June 18, 2020
Healthcare will benefit from the Dreamers
About 650,000 people today saw their futures returned to them when the Supreme Court ruled that the Deferred Action for Childhood Arrivals (DACA) program will remain in place, at least for the immediate future.
Some of those people were 10-year-olds in 2012 when President Obama issued the executive memorandum that created DACA. Today, they are students training to be healthcare professionals—the people who will take care of you and those you care about when the next pandemic strikes. Some of them are our students. Some of them are alive today only because they had access to healthcare as a result of the risks their parents took to bring them to this country. Inspired by that experience, these young people are committed to being the next generation of nurses, doctors, and medical researchers. Given the opportunity, they will serve the communities in which they live; they will serve this country; they will serve the world.

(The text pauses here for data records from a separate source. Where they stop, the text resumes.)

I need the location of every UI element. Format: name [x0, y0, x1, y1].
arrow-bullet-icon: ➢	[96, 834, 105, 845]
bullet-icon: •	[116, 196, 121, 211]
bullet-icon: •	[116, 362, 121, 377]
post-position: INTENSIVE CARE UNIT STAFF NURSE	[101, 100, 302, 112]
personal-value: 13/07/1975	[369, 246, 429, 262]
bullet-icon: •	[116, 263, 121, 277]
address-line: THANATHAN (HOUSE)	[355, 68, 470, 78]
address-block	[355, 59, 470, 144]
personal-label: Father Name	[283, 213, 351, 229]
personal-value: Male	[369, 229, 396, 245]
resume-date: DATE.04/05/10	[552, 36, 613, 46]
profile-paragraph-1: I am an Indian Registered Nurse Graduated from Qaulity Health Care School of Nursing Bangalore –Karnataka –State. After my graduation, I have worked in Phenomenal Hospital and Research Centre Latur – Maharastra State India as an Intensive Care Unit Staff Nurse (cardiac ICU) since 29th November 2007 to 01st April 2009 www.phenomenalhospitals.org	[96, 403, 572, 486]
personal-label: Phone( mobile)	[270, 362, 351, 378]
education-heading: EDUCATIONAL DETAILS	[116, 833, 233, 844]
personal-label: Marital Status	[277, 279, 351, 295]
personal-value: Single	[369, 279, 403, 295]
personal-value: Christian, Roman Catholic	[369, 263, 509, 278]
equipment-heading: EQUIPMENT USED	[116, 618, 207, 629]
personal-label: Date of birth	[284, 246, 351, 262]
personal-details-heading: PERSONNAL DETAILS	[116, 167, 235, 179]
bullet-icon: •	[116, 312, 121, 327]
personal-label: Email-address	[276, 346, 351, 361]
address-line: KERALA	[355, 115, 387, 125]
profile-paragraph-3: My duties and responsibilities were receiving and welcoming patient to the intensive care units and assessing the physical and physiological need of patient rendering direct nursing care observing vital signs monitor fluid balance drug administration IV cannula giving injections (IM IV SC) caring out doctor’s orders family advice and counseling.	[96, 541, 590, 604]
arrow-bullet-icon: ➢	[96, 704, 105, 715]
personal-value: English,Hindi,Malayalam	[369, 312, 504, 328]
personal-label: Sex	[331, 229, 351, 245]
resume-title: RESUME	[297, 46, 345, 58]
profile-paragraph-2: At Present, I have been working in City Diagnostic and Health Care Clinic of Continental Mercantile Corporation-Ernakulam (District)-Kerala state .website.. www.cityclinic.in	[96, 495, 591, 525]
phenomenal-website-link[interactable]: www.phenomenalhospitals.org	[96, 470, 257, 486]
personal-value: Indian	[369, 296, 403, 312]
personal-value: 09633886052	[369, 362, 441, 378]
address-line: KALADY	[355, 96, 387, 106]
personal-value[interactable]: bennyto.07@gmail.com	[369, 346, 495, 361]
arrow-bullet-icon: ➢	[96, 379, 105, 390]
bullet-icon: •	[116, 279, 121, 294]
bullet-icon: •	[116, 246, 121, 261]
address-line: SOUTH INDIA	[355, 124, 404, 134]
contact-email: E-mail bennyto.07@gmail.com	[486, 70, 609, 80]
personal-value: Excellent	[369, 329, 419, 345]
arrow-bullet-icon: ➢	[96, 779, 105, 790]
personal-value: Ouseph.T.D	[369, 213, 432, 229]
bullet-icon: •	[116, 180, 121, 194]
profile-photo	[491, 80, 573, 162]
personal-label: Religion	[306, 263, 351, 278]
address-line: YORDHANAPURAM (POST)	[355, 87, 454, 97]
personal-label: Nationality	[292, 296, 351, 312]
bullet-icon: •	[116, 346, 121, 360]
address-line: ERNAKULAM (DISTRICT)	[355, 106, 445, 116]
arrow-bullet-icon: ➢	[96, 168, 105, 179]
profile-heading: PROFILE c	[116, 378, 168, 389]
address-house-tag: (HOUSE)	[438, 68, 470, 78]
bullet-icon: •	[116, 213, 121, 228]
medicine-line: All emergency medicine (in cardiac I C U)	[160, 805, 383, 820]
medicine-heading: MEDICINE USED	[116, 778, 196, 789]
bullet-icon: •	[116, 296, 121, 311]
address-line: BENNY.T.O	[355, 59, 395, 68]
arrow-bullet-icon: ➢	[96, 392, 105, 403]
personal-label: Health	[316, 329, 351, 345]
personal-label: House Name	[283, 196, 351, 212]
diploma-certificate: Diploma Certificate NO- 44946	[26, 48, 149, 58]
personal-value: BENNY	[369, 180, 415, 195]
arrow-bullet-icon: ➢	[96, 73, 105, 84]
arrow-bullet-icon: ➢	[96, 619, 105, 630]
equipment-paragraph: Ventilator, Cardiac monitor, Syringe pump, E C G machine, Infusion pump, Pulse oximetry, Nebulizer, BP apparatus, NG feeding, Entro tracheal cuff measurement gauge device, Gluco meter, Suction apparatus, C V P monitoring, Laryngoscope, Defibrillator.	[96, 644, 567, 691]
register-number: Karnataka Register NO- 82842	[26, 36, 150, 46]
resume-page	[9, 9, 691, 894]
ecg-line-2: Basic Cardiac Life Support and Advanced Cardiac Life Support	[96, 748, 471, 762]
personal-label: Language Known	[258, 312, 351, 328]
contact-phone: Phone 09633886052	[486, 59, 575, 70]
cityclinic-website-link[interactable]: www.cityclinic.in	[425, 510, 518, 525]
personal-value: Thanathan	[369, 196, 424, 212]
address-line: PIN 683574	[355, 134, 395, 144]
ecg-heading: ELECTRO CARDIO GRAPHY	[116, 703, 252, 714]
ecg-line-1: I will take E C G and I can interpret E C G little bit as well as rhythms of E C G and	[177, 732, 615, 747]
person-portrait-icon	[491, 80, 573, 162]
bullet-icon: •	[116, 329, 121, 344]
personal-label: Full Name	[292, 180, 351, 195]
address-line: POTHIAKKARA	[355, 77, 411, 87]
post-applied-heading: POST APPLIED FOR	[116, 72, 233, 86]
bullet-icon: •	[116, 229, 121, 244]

Our mission as a school of nursing is to educate the nurses and researchers who will improve the health of all people, everywhere. It is a mission built on a foundation of equity and compassion. DACA aligns with our mission. Our mission aligns with DACA. DACA is compassionate, caring, and practical. DACA recognizes that those who were children when they entered the country and have spent most of their lives here are culturally, linguistically, emotionally, and economically linked to this country and are an integral part of what makes it great. They deserve to be freed from the tyranny of deportation for a crime they did not commit.
Today, all of the DACA-eligible young people are vulnerable. They are vulnerable psychologically and physically to the stress of living under the constant threat of deportation. They are concerned about not only their own futures, but those of their family members. The fear of discovery and deportation prevents many—too many—from seeking the healthcare they need, which puts not only the individuals but also the communities in which they live at risk.
While the court’s ruling was positive, there was a warning embedded in it by Chief Justice Roberts. “We do not decide whether DACA or its rescission are sound policies,” he wrote. The Chief Justice is warning us that this was strictly a procedural decision based on the administration’s failure to make certain assessments prior to ending the program. Today’s decision does not bar the administration from trying again to do what should not be done.
Vigilance is necessary. DACA is not a law; it’s an executive branch memorandum issued by President Obama after Congress failed to adopt the DREAM Act. The latter would have provided a path to citizenship, which DACA does not.
Someday, the dream of Dreamers will come true. Healthcare and the country will both benefit.